Asymptotic Symmetries and Charges in De Sitter Space

TL;DR

The paper defines the asymptotic symmetry group for asymptotically de Sitter spacetimes at future null infinity as all three-dimensional diffeomorphisms on I^+. It constructs finite charges for these symmetries using a Brown–York stress tensor with counterterms and derives a flux-driven conservation law that ties charge evolution to radiation through I^+. Through a covariant phase space analysis and Wald–Zoupas corrections, the charges are shown to be integrable and equivalent to Brown–York charges, clarifying how gravitational radiation affects the asymptotic charges.
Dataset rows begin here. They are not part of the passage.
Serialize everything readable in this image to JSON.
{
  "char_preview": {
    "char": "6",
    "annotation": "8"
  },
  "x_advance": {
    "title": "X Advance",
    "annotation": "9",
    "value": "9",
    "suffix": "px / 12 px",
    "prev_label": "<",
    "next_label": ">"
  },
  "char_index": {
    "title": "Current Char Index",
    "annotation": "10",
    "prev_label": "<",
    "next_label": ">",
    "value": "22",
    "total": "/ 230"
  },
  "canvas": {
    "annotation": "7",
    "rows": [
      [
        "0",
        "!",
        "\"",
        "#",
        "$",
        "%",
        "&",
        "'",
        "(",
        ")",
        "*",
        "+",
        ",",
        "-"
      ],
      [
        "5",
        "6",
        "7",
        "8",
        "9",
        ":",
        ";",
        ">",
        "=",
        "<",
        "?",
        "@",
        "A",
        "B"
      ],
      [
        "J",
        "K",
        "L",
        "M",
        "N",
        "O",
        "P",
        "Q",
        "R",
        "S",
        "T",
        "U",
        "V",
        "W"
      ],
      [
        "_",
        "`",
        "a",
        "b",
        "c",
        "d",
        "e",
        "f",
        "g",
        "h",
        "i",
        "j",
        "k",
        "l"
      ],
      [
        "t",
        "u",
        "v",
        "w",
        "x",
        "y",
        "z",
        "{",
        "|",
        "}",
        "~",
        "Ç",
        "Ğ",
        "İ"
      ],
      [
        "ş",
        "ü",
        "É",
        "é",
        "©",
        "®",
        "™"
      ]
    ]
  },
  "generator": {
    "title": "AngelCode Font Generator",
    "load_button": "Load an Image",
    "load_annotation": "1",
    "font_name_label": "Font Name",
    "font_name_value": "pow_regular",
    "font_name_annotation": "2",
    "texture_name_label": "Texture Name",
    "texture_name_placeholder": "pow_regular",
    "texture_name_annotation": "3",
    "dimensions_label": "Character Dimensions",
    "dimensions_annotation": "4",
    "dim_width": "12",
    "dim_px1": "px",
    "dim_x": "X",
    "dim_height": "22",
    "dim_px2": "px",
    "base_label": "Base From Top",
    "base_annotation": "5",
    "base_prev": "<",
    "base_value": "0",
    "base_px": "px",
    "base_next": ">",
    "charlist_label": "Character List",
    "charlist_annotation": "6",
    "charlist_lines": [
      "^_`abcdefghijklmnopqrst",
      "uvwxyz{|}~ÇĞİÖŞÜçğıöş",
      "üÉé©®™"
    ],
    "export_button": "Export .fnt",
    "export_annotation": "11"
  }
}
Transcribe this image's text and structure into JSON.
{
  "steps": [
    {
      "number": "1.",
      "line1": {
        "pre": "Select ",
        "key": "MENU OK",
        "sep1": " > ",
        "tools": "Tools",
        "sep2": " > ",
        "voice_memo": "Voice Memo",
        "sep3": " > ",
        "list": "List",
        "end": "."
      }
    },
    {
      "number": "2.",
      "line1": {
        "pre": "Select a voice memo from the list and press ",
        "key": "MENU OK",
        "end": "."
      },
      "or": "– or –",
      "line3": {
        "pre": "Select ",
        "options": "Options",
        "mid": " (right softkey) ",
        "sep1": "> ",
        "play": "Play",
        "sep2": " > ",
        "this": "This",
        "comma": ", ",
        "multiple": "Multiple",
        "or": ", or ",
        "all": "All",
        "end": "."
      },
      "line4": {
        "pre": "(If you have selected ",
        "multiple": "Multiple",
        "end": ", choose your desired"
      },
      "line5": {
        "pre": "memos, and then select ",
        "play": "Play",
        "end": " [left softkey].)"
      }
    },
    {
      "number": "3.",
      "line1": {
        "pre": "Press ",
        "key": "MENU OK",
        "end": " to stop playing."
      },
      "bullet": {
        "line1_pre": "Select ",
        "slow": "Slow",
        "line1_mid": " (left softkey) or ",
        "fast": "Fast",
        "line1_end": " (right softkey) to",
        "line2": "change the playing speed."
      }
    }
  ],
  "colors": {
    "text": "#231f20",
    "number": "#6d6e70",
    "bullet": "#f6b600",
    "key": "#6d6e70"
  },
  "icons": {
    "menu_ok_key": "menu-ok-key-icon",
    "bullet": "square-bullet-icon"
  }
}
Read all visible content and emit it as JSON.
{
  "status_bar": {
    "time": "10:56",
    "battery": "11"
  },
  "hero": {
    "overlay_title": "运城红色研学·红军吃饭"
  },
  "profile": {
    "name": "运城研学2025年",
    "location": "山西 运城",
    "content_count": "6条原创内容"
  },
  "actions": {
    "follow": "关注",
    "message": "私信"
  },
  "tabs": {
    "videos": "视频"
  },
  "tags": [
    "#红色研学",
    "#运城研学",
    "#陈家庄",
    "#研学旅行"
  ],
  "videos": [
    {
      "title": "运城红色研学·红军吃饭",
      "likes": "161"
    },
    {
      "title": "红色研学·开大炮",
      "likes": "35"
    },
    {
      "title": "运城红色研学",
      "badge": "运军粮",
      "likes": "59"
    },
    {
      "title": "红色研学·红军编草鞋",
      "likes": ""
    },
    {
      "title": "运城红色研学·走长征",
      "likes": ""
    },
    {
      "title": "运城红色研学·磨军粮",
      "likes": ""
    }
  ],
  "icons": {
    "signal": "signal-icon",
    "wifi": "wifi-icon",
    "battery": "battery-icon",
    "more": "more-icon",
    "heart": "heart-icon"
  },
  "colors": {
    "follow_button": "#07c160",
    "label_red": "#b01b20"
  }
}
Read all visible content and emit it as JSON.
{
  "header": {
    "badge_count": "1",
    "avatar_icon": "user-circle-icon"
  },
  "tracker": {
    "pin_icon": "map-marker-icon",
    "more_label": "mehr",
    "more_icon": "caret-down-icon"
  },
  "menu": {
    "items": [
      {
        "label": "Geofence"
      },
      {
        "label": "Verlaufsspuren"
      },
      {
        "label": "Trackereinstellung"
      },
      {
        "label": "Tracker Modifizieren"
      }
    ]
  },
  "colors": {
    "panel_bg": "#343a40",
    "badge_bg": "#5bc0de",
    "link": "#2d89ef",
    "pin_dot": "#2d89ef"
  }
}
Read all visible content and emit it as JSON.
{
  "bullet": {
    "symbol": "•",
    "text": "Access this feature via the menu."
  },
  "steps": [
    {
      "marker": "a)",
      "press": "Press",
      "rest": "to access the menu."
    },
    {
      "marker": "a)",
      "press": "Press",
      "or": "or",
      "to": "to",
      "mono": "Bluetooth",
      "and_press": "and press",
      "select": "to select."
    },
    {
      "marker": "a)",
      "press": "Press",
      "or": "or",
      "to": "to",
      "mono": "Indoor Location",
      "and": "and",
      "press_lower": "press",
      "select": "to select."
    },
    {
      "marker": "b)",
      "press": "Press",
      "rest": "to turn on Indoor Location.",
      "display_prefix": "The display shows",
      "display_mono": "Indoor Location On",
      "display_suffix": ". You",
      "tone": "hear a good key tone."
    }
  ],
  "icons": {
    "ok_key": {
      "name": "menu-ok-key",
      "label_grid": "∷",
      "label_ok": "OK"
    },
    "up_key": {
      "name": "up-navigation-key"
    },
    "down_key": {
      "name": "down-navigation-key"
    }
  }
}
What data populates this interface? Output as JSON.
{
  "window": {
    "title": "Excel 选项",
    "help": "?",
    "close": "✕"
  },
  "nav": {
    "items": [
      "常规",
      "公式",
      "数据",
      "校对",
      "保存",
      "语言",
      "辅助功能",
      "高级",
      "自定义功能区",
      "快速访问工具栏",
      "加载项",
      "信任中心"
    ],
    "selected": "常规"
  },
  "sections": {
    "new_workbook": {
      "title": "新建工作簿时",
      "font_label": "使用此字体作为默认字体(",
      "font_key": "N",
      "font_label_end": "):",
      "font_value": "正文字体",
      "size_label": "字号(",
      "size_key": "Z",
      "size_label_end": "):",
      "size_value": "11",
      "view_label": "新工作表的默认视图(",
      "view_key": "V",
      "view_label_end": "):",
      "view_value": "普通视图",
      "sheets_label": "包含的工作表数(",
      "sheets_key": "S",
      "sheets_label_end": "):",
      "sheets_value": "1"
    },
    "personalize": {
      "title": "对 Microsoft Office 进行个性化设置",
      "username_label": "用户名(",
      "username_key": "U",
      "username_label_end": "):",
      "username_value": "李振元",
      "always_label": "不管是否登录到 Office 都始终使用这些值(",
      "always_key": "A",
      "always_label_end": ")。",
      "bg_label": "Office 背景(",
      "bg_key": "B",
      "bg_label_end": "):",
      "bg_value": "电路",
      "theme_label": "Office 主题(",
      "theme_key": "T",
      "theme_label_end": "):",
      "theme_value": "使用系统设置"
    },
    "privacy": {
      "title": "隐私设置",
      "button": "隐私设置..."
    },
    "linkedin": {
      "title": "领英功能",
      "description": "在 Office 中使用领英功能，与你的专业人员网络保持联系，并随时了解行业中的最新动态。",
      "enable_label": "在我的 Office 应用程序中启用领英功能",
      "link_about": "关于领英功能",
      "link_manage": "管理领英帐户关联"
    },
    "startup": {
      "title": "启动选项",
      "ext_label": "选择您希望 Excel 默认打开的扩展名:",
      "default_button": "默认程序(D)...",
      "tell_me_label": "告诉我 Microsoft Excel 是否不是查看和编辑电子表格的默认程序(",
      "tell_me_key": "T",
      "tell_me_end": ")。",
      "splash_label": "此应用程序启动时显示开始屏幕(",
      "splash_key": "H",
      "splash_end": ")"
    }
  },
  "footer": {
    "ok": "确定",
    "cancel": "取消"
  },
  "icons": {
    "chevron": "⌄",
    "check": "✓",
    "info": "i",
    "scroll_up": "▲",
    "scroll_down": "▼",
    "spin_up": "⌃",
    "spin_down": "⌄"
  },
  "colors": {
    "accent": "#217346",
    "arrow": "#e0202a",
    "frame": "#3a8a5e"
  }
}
These results establish a rigorous framework for handling asymptotic charges in de Sitter space, with potential implications for de Sitter holography and the physics of an expanding universe.

Abstract

The asymptotic symmetry group (ASG) at future null infinity (I^+) of four-dimensional de Sitter spacetimes is defined and shown to be given by the group of three-dimensional diffeomorphisms acting on I^+. Finite charges are constructed for each choice of ASG generator together with a two-surface on I^+. A conservation equation is derived relating the evolution of the charges with the radiation flux through I^+.

Figures (1)

• Figure 1: Consider two spacelike slices $\Sigma_1$ and $\Sigma_2$ ending on $\partial \Sigma_1$ and $\partial \Sigma_2$. The difference between the Brown-York charge $\Delta Q_{BY}$ is given by the integral over the radiation flux ${F}_\xi$ in the 3-volume ($\mathcal{B}_{12}$ in ${\cal I}^+$) bounded by $\partial \Sigma_1$ and $\partial \Sigma_2$. Here, the Penrose diagram depicts a spacetime which tends to de Sitter space in the far future. The spacelike jagged line represents the far past which could for example be the big bang.